Ruslan Khvostov, chairman of the Green Alternative party, stated that oil products settle in the bottom sediments of the Black Sea, disrupting the food chain. Khvostov added that the oil slick blocks oxygen, causing mass mortality of fish, shellfish, and bottom dwellers.
He stated that biodiversity restoration in the Black Sea will take five to 10 years or longer, as in the case of the 2024 Kerch spill.
Khvostov also noted that toxins accumulate in organisms, threatening birds and marine mammals such as dolphins and bottlenose dolphins. In December 2024, two Russian oil tankers sank during a storm on the Black Sea, spilling thousands of tonnes of petroleum that began washing up near the resort town of Anapa.

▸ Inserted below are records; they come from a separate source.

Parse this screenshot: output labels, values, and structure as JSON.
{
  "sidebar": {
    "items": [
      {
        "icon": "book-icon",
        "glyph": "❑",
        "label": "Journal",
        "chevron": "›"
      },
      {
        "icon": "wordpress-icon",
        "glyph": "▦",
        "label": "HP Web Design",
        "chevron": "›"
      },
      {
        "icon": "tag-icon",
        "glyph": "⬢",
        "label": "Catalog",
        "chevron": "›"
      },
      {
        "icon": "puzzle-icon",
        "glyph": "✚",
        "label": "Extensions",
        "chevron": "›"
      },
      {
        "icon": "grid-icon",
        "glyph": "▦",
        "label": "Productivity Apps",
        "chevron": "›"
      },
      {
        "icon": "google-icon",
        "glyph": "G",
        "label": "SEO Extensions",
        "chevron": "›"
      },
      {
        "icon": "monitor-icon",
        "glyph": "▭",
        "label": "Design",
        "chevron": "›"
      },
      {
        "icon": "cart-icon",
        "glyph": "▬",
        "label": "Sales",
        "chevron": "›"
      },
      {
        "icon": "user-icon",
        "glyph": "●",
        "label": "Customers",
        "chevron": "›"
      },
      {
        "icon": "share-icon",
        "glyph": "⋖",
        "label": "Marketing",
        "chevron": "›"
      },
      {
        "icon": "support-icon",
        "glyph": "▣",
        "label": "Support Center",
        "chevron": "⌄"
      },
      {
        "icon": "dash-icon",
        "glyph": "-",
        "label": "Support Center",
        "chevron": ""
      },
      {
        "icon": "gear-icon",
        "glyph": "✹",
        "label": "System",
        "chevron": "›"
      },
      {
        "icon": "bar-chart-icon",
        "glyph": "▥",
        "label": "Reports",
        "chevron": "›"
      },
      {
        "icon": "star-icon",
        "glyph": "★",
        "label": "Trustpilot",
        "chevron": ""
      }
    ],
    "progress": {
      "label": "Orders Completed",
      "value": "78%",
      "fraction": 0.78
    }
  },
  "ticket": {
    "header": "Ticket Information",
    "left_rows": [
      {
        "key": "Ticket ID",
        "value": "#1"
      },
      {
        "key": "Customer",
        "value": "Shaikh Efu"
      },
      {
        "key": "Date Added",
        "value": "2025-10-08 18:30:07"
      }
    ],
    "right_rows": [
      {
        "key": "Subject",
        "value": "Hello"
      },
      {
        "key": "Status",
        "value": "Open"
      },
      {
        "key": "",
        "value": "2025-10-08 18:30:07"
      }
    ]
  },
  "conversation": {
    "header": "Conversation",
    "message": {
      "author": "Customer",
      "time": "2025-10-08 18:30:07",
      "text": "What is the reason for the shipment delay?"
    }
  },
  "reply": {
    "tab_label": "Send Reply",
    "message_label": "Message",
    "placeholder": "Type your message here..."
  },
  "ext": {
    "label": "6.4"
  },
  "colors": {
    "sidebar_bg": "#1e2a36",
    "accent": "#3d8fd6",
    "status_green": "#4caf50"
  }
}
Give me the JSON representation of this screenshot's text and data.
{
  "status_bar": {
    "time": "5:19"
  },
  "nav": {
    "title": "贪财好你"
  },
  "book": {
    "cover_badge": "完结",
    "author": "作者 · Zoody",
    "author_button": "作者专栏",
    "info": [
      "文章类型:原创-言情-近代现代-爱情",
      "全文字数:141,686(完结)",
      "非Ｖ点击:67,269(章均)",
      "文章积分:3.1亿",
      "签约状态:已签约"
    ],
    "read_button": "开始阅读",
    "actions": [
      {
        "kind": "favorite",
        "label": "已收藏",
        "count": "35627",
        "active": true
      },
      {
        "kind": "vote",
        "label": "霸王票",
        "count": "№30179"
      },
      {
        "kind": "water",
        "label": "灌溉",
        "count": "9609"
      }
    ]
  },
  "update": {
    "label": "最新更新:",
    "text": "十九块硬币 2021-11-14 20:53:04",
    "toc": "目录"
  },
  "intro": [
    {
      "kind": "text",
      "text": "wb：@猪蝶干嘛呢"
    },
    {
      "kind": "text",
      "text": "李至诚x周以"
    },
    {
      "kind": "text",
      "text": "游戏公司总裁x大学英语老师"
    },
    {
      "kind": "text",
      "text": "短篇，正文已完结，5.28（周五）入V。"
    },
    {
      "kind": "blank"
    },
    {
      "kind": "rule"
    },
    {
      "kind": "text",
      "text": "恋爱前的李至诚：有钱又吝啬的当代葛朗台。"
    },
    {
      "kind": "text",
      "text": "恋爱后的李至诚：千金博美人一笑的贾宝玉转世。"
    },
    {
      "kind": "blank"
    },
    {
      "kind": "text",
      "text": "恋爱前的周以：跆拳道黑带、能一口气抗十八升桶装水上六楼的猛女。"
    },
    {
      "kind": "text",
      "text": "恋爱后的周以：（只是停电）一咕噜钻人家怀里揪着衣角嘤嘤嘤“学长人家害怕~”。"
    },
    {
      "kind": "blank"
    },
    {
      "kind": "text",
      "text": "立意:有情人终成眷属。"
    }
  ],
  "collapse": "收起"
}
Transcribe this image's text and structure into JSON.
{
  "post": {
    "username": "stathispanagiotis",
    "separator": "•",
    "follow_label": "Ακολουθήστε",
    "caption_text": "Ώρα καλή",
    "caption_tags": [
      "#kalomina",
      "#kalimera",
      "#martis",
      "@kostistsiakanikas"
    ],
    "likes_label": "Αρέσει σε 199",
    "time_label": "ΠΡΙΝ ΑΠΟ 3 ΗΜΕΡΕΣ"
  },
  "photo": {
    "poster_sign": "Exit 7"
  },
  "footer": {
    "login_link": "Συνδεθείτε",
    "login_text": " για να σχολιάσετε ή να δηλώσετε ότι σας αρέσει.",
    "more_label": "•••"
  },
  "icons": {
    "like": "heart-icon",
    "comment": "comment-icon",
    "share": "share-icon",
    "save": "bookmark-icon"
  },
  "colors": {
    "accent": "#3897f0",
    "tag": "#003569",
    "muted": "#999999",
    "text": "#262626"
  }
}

Emergency crews and tens of thousands of volunteers, including Sergei Solovev, were dispatched to clean up the spill.
Thousands of dolphins and porpoises have washed up dead ashore as a result of sonar activity from mainly Russian submarines in the Black Sea. In June 2023, the Kakhovka Dam in the Kherson region was destroyed by an explosion while the area was under Russian control.
The destruction caused water contaminated by toxic waste to flood dozens of nearby settlements and released pollutants into the Black Sea.
The flooding destroyed the habitats of animals such as the endangered sandy blind mole-rat, whose almost entire living range was flooded. The fish and other aquatic wildlife in the Kakhovka reservoir mostly perished after the dam's destruction in June 2023. Experts said Russian forces were likely behind the blast that destroyed the Kakhovka Dam.
Moscow denied responsibility for the destruction and blamed Ukrainian saboteurs.